Classic car and bike owners have this problem fairly often and use a special tank lining fluid which effectively coats the inside of the tank with a membrane. Try asking what they use on one of their forums.
 
Putting a patch on the outside is the wrong way to do it since the pressure of the fuel in the tank will be trying to peel off the patch and eventually succeeding.

Classic car and bike owners have this problem fairly often and use a special tank lining fluid which effectively coats the inside of the tank with a membrane. Try asking what they use on one of their forums.
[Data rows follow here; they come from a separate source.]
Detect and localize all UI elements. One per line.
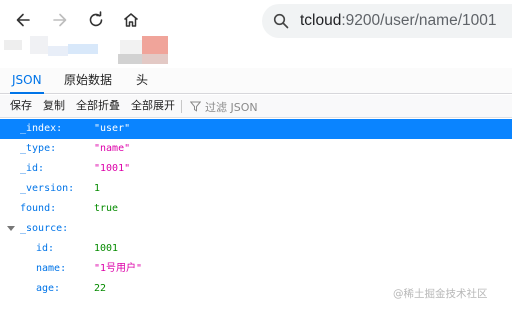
save-button[interactable]: 保存	[10, 95, 32, 118]
divider	[181, 100, 182, 113]
json-key: age:	[36, 283, 61, 294]
home-button[interactable]	[120, 9, 142, 31]
blurred-bookmark	[68, 44, 98, 54]
collapse-all-button[interactable]: 全部折叠	[76, 95, 120, 118]
reload-button[interactable]	[85, 9, 107, 31]
filter-json-input[interactable]: 过滤 JSON	[190, 95, 258, 118]
json-value: "1号用户"	[94, 263, 143, 274]
blurred-bookmark	[48, 46, 68, 56]
blurred-bookmark	[118, 54, 142, 64]
json-value: 1001	[94, 243, 119, 254]
json-key: name:	[36, 263, 67, 274]
forward-button[interactable]	[49, 9, 71, 31]
json-key: _type:	[20, 143, 57, 154]
address-bar[interactable]: tcloud:9200/user/name/1001	[262, 4, 512, 38]
json-row[interactable]: _index: "user"	[0, 119, 512, 139]
json-row[interactable]: found: true	[0, 199, 512, 219]
json-key: _source:	[20, 223, 69, 234]
tab-headers[interactable]: 头	[134, 68, 150, 94]
json-row[interactable]: id: 1001	[0, 239, 512, 259]
blurred-bookmark	[142, 36, 168, 54]
json-row[interactable]: _type: "name"	[0, 139, 512, 159]
reload-icon	[89, 11, 103, 27]
bookmarks-bar	[0, 36, 512, 66]
json-action-bar: 保存 复制 全部折叠 全部展开 过滤 JSON	[0, 95, 512, 118]
json-key: _index:	[20, 123, 63, 134]
json-row[interactable]: name: "1号用户"	[0, 259, 512, 279]
json-key: found:	[20, 203, 57, 214]
copy-button[interactable]: 复制	[43, 95, 65, 118]
json-value: true	[94, 203, 119, 214]
filter-icon	[190, 101, 201, 112]
json-key: _id:	[20, 163, 45, 174]
json-value: 22	[94, 283, 107, 294]
back-button[interactable]	[12, 9, 34, 31]
json-value: "name"	[94, 143, 131, 154]
expand-all-button[interactable]: 全部展开	[131, 95, 175, 118]
json-key: id:	[36, 243, 55, 254]
url-path: :9200/user/name/1001	[341, 12, 497, 29]
arrow-right-icon	[53, 13, 67, 27]
json-row-source[interactable]: _source:	[0, 219, 512, 239]
json-value: "user"	[94, 123, 131, 134]
arrow-left-icon	[16, 13, 30, 27]
viewer-tabs: JSON 原始数据 头	[0, 68, 512, 94]
watermark: @稀土掘金技术社区	[393, 288, 488, 300]
filter-placeholder: 过滤 JSON	[205, 100, 258, 114]
json-value: 1	[94, 183, 101, 194]
search-icon	[272, 12, 290, 30]
url-text: tcloud:9200/user/name/1001	[300, 12, 497, 30]
blurred-bookmark	[4, 40, 22, 50]
tab-json[interactable]: JSON	[10, 68, 44, 94]
json-key: _version:	[20, 183, 75, 194]
json-value: "1001"	[94, 163, 131, 174]
blurred-bookmark	[30, 36, 48, 54]
blurred-bookmark	[142, 54, 168, 64]
tab-raw-data[interactable]: 原始数据	[62, 68, 114, 94]
url-host: tcloud	[300, 12, 342, 29]
expand-triangle-icon[interactable]	[7, 226, 15, 231]
json-row[interactable]: _version: 1	[0, 179, 512, 199]
home-icon	[124, 13, 138, 27]
json-row[interactable]: _id: "1001"	[0, 159, 512, 179]
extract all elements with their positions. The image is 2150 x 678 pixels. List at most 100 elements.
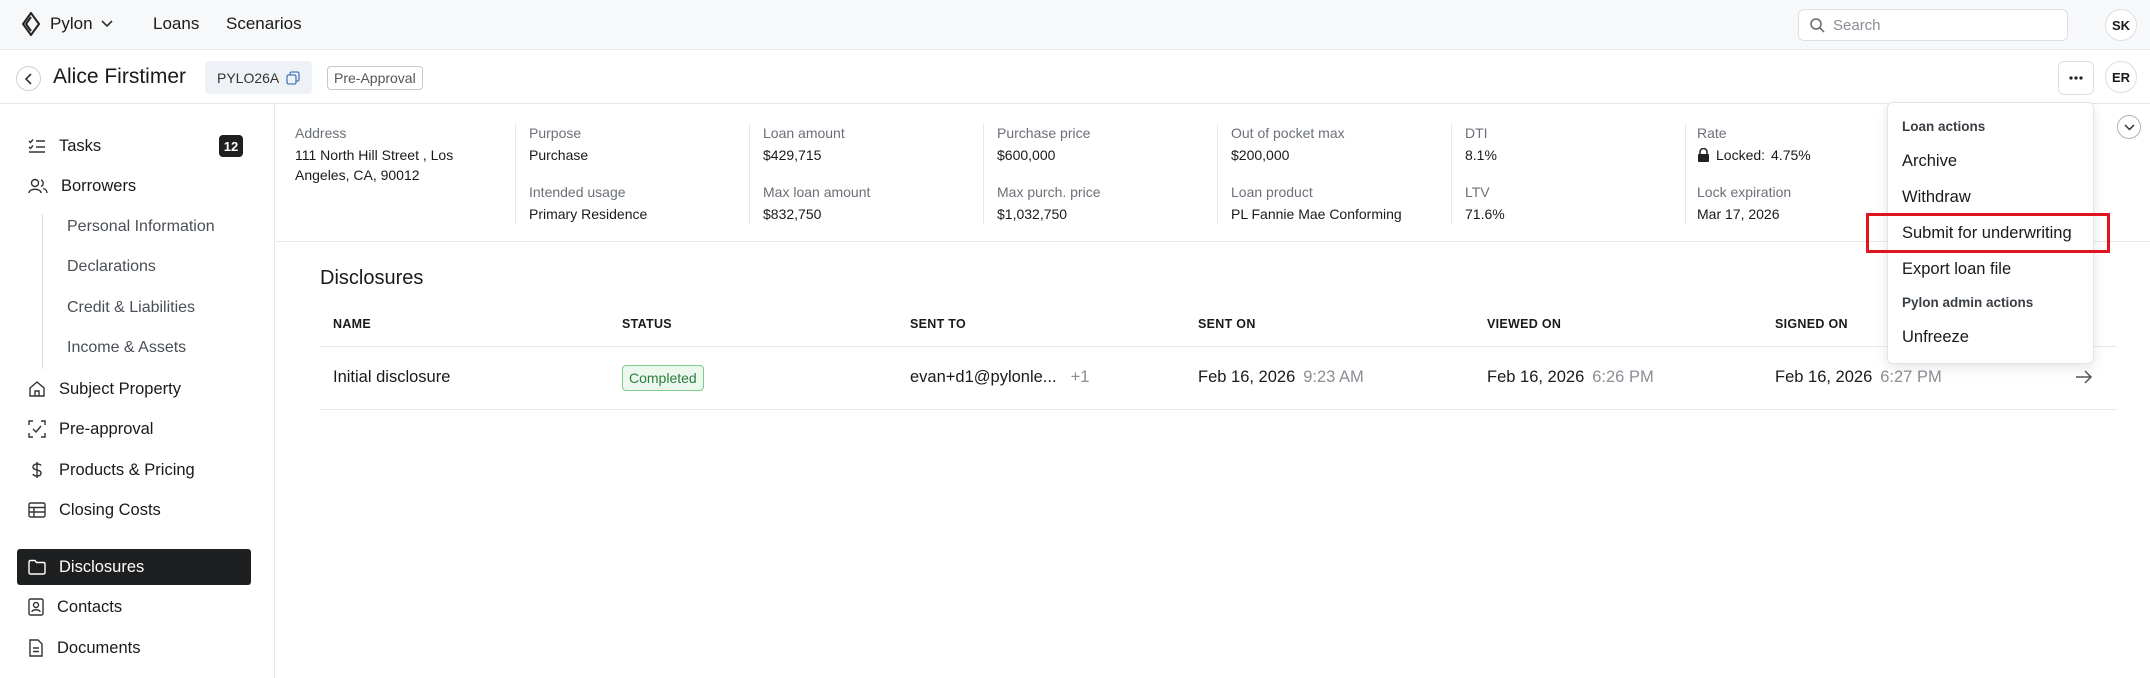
menu-section-header: Loan actions [1902, 119, 1986, 134]
summary-value: $200,000 [1231, 147, 1290, 163]
viewed-on-date: Feb 16, 2026 [1487, 368, 1585, 386]
assignee-avatar[interactable]: ER [2105, 61, 2137, 93]
divider [515, 124, 516, 224]
sidebar-item-pre-approval[interactable]: Pre-approval [17, 411, 251, 447]
divider [749, 124, 750, 224]
user-avatar[interactable]: SK [2105, 9, 2137, 41]
nav-scenarios[interactable]: Scenarios [226, 14, 302, 34]
status-badge: Completed [622, 365, 704, 391]
sent-to-cell: evan+d1@pylonle... +1 [910, 368, 1089, 387]
menu-item-export-loan-file[interactable]: Export loan file [1902, 260, 2011, 279]
sidebar-item-borrowers[interactable]: Borrowers [17, 168, 251, 204]
signed-on-date: Feb 16, 2026 [1775, 368, 1873, 386]
chevron-left-icon [24, 72, 34, 85]
sidebar-item-contacts[interactable]: Contacts [17, 589, 251, 625]
submenu-rail [42, 214, 43, 369]
sidebar: Tasks 12 Borrowers Personal Information … [0, 104, 275, 678]
divider [1685, 124, 1686, 224]
summary-value: Primary Residence [529, 206, 648, 222]
rate-value: 4.75% [1771, 147, 1811, 163]
summary-label: Intended usage [529, 184, 626, 200]
summary-value: 71.6% [1465, 206, 1505, 222]
table-header-divider [320, 346, 2117, 347]
stage-badge: Pre-Approval [327, 66, 423, 90]
app-switcher[interactable]: Pylon [20, 12, 113, 36]
sidebar-subitem-personal-information[interactable]: Personal Information [67, 218, 215, 236]
sidebar-item-label: Borrowers [61, 176, 137, 195]
sent-to-extra-count[interactable]: +1 [1071, 368, 1090, 387]
menu-item-unfreeze[interactable]: Unfreeze [1902, 328, 1969, 347]
search-input[interactable] [1833, 16, 2053, 34]
contact-book-icon [28, 598, 44, 616]
summary-out-of-pocket: Out of pocket max $200,000 Loan product … [1231, 124, 1441, 224]
summary-collapse-button[interactable] [2117, 115, 2141, 139]
summary-label: Out of pocket max [1231, 125, 1345, 141]
summary-value: $832,750 [763, 206, 822, 222]
summary-label: DTI [1465, 125, 1488, 141]
viewed-on-time: 6:26 PM [1592, 368, 1654, 386]
search-icon [1809, 17, 1825, 33]
summary-label: Max loan amount [763, 184, 871, 200]
viewed-on-cell: Feb 16, 2026 6:26 PM [1487, 368, 1654, 387]
signed-on-cell: Feb 16, 2026 6:27 PM [1775, 368, 1942, 387]
table-icon [28, 502, 46, 518]
summary-value: $1,032,750 [997, 206, 1068, 222]
loan-id: PYLO26A [217, 69, 280, 86]
borrower-name: Alice Firstimer [53, 65, 187, 88]
home-icon [28, 380, 46, 398]
copy-icon[interactable] [286, 70, 300, 85]
summary-label: LTV [1465, 184, 1490, 200]
sidebar-item-disclosures[interactable]: Disclosures [17, 549, 251, 585]
app-name: Pylon [50, 14, 93, 33]
summary-value: 111 North Hill Street , Los Angeles, CA,… [295, 147, 454, 183]
table-row-divider [320, 409, 2117, 410]
disclosure-name: Initial disclosure [333, 368, 451, 386]
divider [1451, 124, 1452, 224]
sidebar-item-subject-property[interactable]: Subject Property [17, 371, 251, 407]
rate-value-row: Locked: 4.75% [1697, 145, 1877, 165]
menu-item-withdraw[interactable]: Withdraw [1902, 188, 1971, 207]
top-bar: Pylon Loans Scenarios SK [0, 0, 2150, 50]
search-box[interactable] [1798, 9, 2068, 41]
sent-on-date: Feb 16, 2026 [1198, 368, 1296, 386]
sidebar-subitem-declarations[interactable]: Declarations [67, 258, 156, 276]
menu-section-header: Pylon admin actions [1902, 295, 2034, 310]
column-header-viewed-on: VIEWED ON [1487, 317, 1562, 331]
summary-value: $600,000 [997, 147, 1056, 163]
column-header-status: STATUS [622, 317, 672, 331]
nav-loans[interactable]: Loans [153, 14, 199, 34]
summary-label: Max purch. price [997, 184, 1101, 200]
summary-value: $429,715 [763, 147, 822, 163]
sidebar-item-label: Contacts [57, 597, 123, 616]
sent-on-cell: Feb 16, 2026 9:23 AM [1198, 368, 1364, 387]
chevron-down-icon [100, 20, 113, 28]
sidebar-item-products-pricing[interactable]: Products & Pricing [17, 452, 251, 488]
sidebar-item-documents[interactable]: Documents [17, 630, 251, 666]
summary-label: Purchase price [997, 125, 1091, 141]
sidebar-item-closing-costs[interactable]: Closing Costs [17, 492, 251, 528]
users-icon [28, 178, 48, 194]
sidebar-subitem-credit-liabilities[interactable]: Credit & Liabilities [67, 299, 195, 317]
summary-value: Mar 17, 2026 [1697, 206, 1780, 222]
back-button[interactable] [16, 66, 41, 91]
column-header-sent-to: SENT TO [910, 317, 967, 331]
lock-icon [1697, 148, 1710, 162]
sidebar-item-label: Documents [57, 638, 141, 657]
tasks-list-icon [28, 138, 46, 154]
sidebar-item-label: Tasks [59, 136, 102, 155]
more-actions-button[interactable] [2058, 61, 2094, 95]
sidebar-item-label: Disclosures [59, 557, 145, 576]
summary-label: Loan product [1231, 184, 1313, 200]
sidebar-item-label: Closing Costs [59, 500, 161, 519]
sidebar-subitem-income-assets[interactable]: Income & Assets [67, 339, 186, 357]
chevron-down-icon [2123, 123, 2135, 131]
divider [1217, 124, 1218, 224]
column-header-sent-on: SENT ON [1198, 317, 1256, 331]
divider [983, 124, 984, 224]
loan-id-badge[interactable]: PYLO26A [205, 61, 313, 94]
sidebar-item-tasks[interactable]: Tasks 12 [17, 128, 251, 164]
arrow-right-icon[interactable] [2075, 370, 2093, 384]
sent-on-time: 9:23 AM [1303, 368, 1364, 386]
menu-item-archive[interactable]: Archive [1902, 152, 1957, 171]
summary-value: Purchase [529, 147, 589, 163]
The pressure should not be that great. (although you have to allow for the tank brimming to the top of the filler or breather). If the holes are small the force is small compared to the peel strength around the edge of the hole. A real engineer would do some sums at this point :-)

I think the liquid you mention is 'petseal'. Pet as in petrol not cat or dog!
I don't know if it's good for diesel too.
I've heard it works ok on the bottom of a tank, you may have difficulty on a top seam.
There is not much surface area in the bottom of a bike tank where the rust happens, and the rust gives a good key.
I've used araldite successfully on motorbike tanks, both steel and alloy FWIW.
There is some merit in having the repair/patch outside where you can inspect it IMHO.
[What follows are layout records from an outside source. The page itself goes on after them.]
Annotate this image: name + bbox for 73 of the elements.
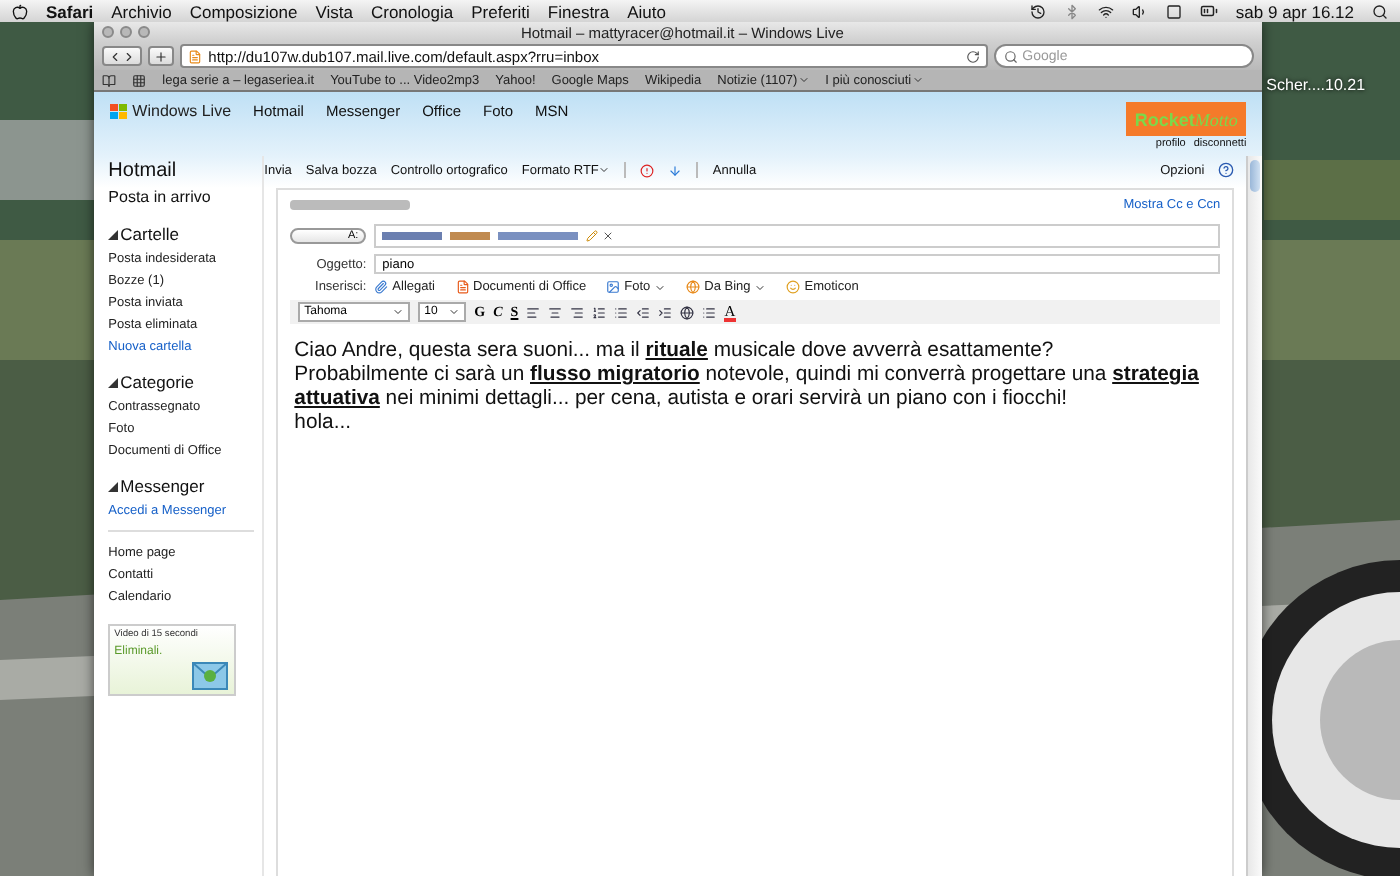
- triangle-icon[interactable]: [108, 481, 119, 491]
- back-icon: [108, 49, 123, 63]
- menu-item[interactable]: Cronologia: [370, 1, 454, 21]
- close-icon[interactable]: [602, 230, 615, 242]
- bullet-list-icon[interactable]: [614, 305, 629, 319]
- desktop-file-label[interactable]: Scher....10.21: [1266, 76, 1366, 94]
- triangle-icon[interactable]: [108, 229, 119, 239]
- volume-icon[interactable]: [1131, 3, 1148, 19]
- menu-item[interactable]: Archivio: [111, 1, 172, 21]
- priority-low-icon[interactable]: [668, 163, 683, 177]
- caret-icon: [392, 306, 405, 318]
- menu-item[interactable]: Aiuto: [627, 1, 666, 21]
- grid-icon[interactable]: [132, 73, 147, 87]
- back-button[interactable]: [102, 46, 143, 66]
- forward-icon: [122, 49, 137, 63]
- bluetooth-icon[interactable]: [1063, 3, 1080, 19]
- menu-item[interactable]: Composizione: [189, 1, 298, 21]
- scrollbar[interactable]: [1246, 156, 1263, 876]
- message-paragraph: Probabilmente ci sarà un flusso migratorio notevole, quindi mi converrà progettare una strategia attuativa nei minimi dettagli... per cena, autista e orari servirà un piano con i fiocchi!: [294, 364, 1201, 412]
- close-button[interactable]: [102, 26, 115, 38]
- caret-icon: [754, 281, 767, 293]
- scroll-thumb[interactable]: [1250, 160, 1261, 192]
- add-bookmark-button[interactable]: [148, 46, 175, 66]
- caret-icon: [598, 164, 611, 176]
- menu-item[interactable]: Finestra: [547, 1, 610, 21]
- caret-icon: [911, 74, 924, 86]
- align-center-icon[interactable]: [548, 305, 563, 319]
- reload-icon[interactable]: [966, 49, 981, 63]
- message-paragraph: Ciao Andre, questa sera suoni... ma il rituale musicale dove avverrà esattamente?: [294, 340, 1056, 364]
- paperclip-icon: [374, 280, 389, 294]
- globe-icon: [686, 280, 701, 294]
- search-icon[interactable]: [1372, 3, 1388, 19]
- caret-icon: [797, 74, 810, 86]
- align-left-icon[interactable]: [526, 305, 541, 319]
- clock-icon[interactable]: [1029, 3, 1046, 19]
- align-right-icon[interactable]: [570, 305, 585, 319]
- section-title[interactable]: Messenger: [120, 476, 205, 496]
- caret-icon: [448, 306, 461, 318]
- brand-logo[interactable]: Windows Live: [110, 102, 232, 120]
- smiley-icon: [786, 280, 801, 294]
- plus-icon: [154, 49, 169, 63]
- priority-high-icon[interactable]: [640, 163, 655, 177]
- globe-icon[interactable]: [680, 305, 695, 319]
- site-icon: [188, 49, 203, 63]
- triangle-icon[interactable]: [108, 377, 119, 387]
- apple-icon[interactable]: [12, 3, 28, 19]
- minimize-button[interactable]: [120, 26, 133, 38]
- envelope-icon: [192, 662, 229, 690]
- sidebar-title: Hotmail: [108, 160, 179, 182]
- inbox-link[interactable]: Posta in arrivo: [108, 188, 263, 206]
- redacted-sender-drawing: [290, 200, 411, 210]
- image-icon: [606, 280, 621, 294]
- indent-icon[interactable]: [658, 305, 673, 319]
- battery-icon[interactable]: [1199, 2, 1218, 20]
- book-icon[interactable]: [102, 73, 117, 87]
- wifi-icon[interactable]: [1097, 3, 1114, 19]
- caret-icon: [654, 281, 667, 293]
- numbered-list-icon[interactable]: [592, 305, 607, 319]
- section-title[interactable]: Categorie: [120, 372, 195, 392]
- flag-icon: [110, 103, 129, 119]
- menu-item[interactable]: Preferiti: [471, 1, 530, 21]
- menu-item[interactable]: Safari: [46, 1, 94, 21]
- outdent-icon[interactable]: [636, 305, 651, 319]
- document-icon: [455, 280, 469, 294]
- section-title[interactable]: Cartelle: [120, 224, 179, 244]
- list-icon[interactable]: [702, 305, 717, 319]
- site-logo: RocketMotto: [1126, 102, 1247, 136]
- menu-item[interactable]: Vista: [315, 1, 353, 21]
- search-icon: [1004, 49, 1019, 63]
- menu-clock[interactable]: sab 9 apr 16.12: [1235, 1, 1354, 21]
- help-icon[interactable]: [1218, 162, 1235, 178]
- message-paragraph: hola...: [294, 412, 353, 436]
- zoom-button[interactable]: [138, 26, 151, 38]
There's more than one way of skinning a cat as they say, (but you only get one go per cat)
 
Putting a patch on the outside is the wrong way to do it since the pressure of the fuel in the tank will be trying to peel off the patch and eventually succeeding.

Classic car and bike owners have this problem fairly often and use a special tank lining fluid which effectively coats the inside of the tank with a membrane. Try asking what they use on one of their forums.

I'm a classic car owner. We use petro patch. I have had no problems with long term use.

You may be thinking of "Slosh and Seal" which I think comes from Woolies and is for dealing with tanks which have lots of surface rust inside rather than small holes.